Respecto al primer punto, Georgieva manifestó públicamente, y el gobierno de Trump sigue también el tema muy de cerca, que las reformas de Milei se mantengan después del 26 de octubre. Para ello acá en Washington se escuchará a analistas políticos argentinos dar su visión de cómo piensan ellos que el Presidente adaptará su estrategia hasta 2027. El ex presidente del Banco Central Martín Redrado está a favor de una agenda en común entre el oficialismo y los gobernadores antes de tomar cualquier decisión sobre el dólar.
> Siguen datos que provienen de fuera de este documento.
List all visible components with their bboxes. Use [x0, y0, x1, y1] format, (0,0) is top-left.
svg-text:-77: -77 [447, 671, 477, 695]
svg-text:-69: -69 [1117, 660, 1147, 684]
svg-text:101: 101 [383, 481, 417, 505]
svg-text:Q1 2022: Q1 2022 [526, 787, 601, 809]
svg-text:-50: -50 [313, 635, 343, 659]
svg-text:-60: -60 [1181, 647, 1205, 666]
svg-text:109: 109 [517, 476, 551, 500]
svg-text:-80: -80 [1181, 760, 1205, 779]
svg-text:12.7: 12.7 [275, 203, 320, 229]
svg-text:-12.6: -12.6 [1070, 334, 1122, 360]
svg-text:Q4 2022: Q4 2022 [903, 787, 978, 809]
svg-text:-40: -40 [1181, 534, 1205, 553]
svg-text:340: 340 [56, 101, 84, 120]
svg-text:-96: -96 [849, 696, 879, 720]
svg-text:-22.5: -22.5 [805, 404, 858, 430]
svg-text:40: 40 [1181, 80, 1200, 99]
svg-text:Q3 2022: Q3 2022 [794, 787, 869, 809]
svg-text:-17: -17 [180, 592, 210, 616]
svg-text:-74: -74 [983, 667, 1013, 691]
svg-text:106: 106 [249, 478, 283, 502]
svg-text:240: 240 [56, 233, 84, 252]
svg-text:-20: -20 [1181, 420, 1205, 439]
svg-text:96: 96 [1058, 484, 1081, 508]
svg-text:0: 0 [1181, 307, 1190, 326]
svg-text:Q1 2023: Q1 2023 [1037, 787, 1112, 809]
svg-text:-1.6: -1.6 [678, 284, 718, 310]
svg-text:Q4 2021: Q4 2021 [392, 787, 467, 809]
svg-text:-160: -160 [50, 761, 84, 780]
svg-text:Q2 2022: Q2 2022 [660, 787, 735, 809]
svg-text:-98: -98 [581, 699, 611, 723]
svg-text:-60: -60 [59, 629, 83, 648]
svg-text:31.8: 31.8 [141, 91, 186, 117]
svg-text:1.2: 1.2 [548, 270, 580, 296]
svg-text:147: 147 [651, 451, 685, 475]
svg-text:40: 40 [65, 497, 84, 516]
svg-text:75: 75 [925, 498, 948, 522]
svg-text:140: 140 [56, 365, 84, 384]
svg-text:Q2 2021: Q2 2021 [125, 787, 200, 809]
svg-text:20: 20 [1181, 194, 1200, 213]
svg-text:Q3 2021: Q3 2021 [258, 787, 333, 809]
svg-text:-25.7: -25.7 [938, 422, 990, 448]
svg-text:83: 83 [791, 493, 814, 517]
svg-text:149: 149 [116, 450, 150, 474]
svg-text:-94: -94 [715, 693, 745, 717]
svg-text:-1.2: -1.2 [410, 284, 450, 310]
En relación a lo segundo, muchos analistas coinciden con que el dólar en la Argentina debería mostrar un movimiento más flexible, flotar más. De hecho el FMI relajó la meta de acumulación de reservas con Argentina para este año ya que inicialmente preveía reservas positivas por US$ 2.400 millones y la pasó a un rojo de US$ 2.600 millones. Pero la idea, según dijo el FMI meses atrás, es que la acumulación de reservas se acelerará en 2026 y llegar a 2027 con US$ 22.900 millones de reservas.
El organismo sostiene que para ello el Gobierno debería flexibilizar su política cambiaria para cumplir con el objetivo.
Finalmente, la cuestión China estará presente en la Asamblea del FMI y en las conversaciones entre economistas sobre las perspectivas de la Argentina. Es que el apoyo Trump a China está relacionado al interés de la Casa Blanca de que empresas estadounidenses y no chinas se aseguran la provisión de insumos en sus cadenas globales. “Está decidido a sacar a China de la Argentina”, dijo Scott Bessent, secretario del Tesoro, el jueves pasado. Al día siguiente OpenAI anunció que se construirá un centro de datos en la Patagonia que involucraría una inversión de unos US$ 25.000 millones. Para Estados Unidos la Argentina jugará un papel central en los próximos diez años en la provisión de alimentos, energía, minería y datos para programas de inteligencia artificial.